Тем не менее, именно скука за эти несколько дней стала хоть и небольшой, но проблемой. После обеда большинство коммунаров расходились кто по цехам нашего производства, кто по разным внутренним работам, которых в коммуне всегда навалом. Мы же были от этого избавлены ещё с начала лета – отведённую на трудовое воспитание часть суток без остатка съедали занятия в «особом корпусе», прихватывая ещё и немалую толику свободного времени, наступавшего, как правило, после ужина. Но, вернувшись в коммуну после «загранкомандировки, мы с удивлением обнаружили, что в стройных ещё недавно рядах спецкурсантов царят разброд и… если не уныние, то некоторое недопонимание текущего момента. Оказывается, доктор Гоппиус почти сразу после нашего отъезда в Москву двинулся следом, прихватив с собой большинство помощников и лаборантов. И, ладно бы, просто прихватил – он вдобавок забыл оставить инструкции на предмет учебных занятий, так что наши однокашники по паранормальному цеху в самом буквальном смысле оказались предоставлены сами себе. Комендант «особого корпуса» занимался сугубо хозяйственными вопросами; инструктора, не имея утверждённых начальством учебных планов, старались лишний раз на глаза не показываться. Оставались тир, спортзал, лыжные прогулки – и, разумеется, безотказные земляки и коллеги учителя Лао, никогда не отказывавшиеся провести в медитации со своими подопечными лишние часа три-четыре. Но мы-то трое были лишены и этой жалкой отдушины – выяснилось, что наш «шифу» исчез из коммуны на следующий день после нас, и когда он объявится снова – никто ответить не мог.

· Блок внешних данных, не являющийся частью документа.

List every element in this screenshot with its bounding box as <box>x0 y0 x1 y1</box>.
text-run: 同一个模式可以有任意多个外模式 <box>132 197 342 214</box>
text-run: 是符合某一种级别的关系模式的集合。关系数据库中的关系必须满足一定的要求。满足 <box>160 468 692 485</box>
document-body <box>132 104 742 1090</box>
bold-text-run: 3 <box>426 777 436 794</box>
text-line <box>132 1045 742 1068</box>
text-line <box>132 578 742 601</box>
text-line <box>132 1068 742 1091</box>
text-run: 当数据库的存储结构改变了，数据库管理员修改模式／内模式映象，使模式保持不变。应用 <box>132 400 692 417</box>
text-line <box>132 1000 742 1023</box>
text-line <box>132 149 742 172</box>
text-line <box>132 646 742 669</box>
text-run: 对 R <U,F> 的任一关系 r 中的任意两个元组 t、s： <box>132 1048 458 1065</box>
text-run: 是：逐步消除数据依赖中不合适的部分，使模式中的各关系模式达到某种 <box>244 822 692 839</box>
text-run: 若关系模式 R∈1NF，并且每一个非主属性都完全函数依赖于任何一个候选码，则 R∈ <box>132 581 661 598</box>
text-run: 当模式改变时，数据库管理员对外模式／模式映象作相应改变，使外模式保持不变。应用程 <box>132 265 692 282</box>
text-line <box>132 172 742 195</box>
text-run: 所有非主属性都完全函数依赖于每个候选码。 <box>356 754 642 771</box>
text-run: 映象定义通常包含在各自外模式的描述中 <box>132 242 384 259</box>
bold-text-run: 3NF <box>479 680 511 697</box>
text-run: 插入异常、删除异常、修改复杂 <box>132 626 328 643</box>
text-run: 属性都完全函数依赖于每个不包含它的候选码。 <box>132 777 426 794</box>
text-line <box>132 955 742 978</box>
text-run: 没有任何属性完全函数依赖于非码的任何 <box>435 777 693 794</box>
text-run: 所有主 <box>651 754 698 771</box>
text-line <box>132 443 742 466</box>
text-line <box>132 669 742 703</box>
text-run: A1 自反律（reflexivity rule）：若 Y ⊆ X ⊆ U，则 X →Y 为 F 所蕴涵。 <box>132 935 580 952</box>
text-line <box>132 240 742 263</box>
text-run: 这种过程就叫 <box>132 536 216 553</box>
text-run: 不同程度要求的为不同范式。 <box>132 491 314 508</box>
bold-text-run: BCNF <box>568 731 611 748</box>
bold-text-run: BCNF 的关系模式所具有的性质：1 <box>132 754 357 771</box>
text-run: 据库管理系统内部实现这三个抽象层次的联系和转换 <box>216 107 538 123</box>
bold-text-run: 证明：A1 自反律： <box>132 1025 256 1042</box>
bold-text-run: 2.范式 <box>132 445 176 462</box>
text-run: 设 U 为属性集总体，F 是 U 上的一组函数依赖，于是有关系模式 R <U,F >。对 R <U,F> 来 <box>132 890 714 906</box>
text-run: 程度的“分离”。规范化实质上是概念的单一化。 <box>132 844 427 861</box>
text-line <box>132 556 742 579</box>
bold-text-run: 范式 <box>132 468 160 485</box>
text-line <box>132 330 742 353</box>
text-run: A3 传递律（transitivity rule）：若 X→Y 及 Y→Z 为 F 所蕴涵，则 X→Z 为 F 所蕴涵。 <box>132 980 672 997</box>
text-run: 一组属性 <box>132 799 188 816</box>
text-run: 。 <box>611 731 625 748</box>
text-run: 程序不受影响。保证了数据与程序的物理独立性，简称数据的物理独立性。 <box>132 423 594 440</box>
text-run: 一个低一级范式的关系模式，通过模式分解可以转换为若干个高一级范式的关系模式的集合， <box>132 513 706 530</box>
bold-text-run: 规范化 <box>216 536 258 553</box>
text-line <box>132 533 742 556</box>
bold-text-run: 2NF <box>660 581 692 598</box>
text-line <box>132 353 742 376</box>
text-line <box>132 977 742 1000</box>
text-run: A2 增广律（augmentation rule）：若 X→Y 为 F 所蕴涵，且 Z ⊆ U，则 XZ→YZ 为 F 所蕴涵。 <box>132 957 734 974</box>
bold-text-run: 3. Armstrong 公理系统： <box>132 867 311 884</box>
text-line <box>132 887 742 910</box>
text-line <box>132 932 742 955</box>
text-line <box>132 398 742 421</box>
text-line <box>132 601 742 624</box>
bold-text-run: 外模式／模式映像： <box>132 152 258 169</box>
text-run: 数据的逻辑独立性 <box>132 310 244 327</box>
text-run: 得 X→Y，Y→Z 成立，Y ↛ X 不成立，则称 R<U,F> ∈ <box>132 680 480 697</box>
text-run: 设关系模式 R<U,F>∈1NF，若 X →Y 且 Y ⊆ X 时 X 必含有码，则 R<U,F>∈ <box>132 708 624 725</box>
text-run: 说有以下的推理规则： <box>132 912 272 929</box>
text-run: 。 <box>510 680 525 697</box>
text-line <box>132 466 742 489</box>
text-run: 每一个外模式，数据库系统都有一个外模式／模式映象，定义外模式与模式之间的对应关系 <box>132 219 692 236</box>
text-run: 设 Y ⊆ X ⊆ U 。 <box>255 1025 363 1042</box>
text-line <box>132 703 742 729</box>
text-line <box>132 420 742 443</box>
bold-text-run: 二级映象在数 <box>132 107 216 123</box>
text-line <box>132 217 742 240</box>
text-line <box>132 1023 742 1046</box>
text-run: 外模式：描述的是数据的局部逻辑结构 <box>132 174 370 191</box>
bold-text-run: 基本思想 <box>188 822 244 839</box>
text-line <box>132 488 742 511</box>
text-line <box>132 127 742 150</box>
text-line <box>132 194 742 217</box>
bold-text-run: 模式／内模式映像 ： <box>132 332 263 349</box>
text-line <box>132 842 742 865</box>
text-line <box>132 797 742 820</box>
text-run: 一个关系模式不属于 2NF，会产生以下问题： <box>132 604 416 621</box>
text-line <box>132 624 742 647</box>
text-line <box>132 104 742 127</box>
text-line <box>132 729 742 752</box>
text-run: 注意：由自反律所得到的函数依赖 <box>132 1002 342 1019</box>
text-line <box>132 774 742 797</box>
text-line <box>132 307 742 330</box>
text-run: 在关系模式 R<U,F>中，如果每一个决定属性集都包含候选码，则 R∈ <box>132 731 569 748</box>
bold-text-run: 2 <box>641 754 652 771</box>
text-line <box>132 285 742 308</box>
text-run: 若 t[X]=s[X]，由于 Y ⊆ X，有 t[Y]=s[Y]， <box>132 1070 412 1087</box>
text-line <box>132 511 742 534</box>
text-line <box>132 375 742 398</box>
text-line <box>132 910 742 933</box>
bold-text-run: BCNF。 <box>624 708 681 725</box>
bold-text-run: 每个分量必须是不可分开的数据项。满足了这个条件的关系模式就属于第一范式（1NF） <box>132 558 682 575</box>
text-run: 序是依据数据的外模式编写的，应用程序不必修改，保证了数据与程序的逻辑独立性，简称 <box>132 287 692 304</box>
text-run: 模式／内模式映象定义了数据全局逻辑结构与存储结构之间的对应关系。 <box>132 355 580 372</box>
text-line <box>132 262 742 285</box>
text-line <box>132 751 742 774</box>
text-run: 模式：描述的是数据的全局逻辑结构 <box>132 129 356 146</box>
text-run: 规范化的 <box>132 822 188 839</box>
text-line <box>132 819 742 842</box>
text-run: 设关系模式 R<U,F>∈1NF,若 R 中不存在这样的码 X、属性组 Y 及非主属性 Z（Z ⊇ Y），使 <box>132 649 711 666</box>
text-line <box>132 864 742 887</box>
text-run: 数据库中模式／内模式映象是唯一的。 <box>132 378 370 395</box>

Итак, обед съеден и переваривается, что само по себе не настраивает на избиение безответной боксёрской груши, упражнения на брусьях или у шведской стенки. В тир тоже не тянет (настрелялся, благодарю покорно!) как, впрочем, и в библиотеку.
…Может, и правда, разыскать дежкома и попросить приставить к какому ни на есть полезному делу? Дорожки, вон расчищать от снега вместе с «нарядниками», как тут называют коммунаров, отбывающих трудовую повинность за разного рода мелкие нарушения – чем не вариант? Уж всяко лучше, чем шататься по территории коммуны с руками в карманах и чрезвычайно независимым видом, отчаянно стараясь скрыть от всех остальных своё вынужденное тунеядство.
– Олег? Копытин? Ты, что ли?
Идущий впереди коммунар обернулся.
– А, Давыдов? Привет! А я вот ходил в медчасть. Руку, понимаешь, порезал – ерунда, царапина, но бригадир разорался, заставил идти к врачу. Ну, руку мне залили йодом, забинтовали…
И продемонстрировал свежую повязку на запястье левой руки. Я кивнул – мелкие травмы на нашем производстве были делом обычным, нормальная ТБ здесь и не ночевала. Тем более, если дело касается слесарей, нет-нет, да и подрабатывавших мелкими левыми заказами вроде изготовления блёсен, портсигаров… или кое-чего не столь безобидного. Об этом я и вспомнил, сразу, как увидел Копытина – благо, однажды уже пришлось воспользоваться его услугами.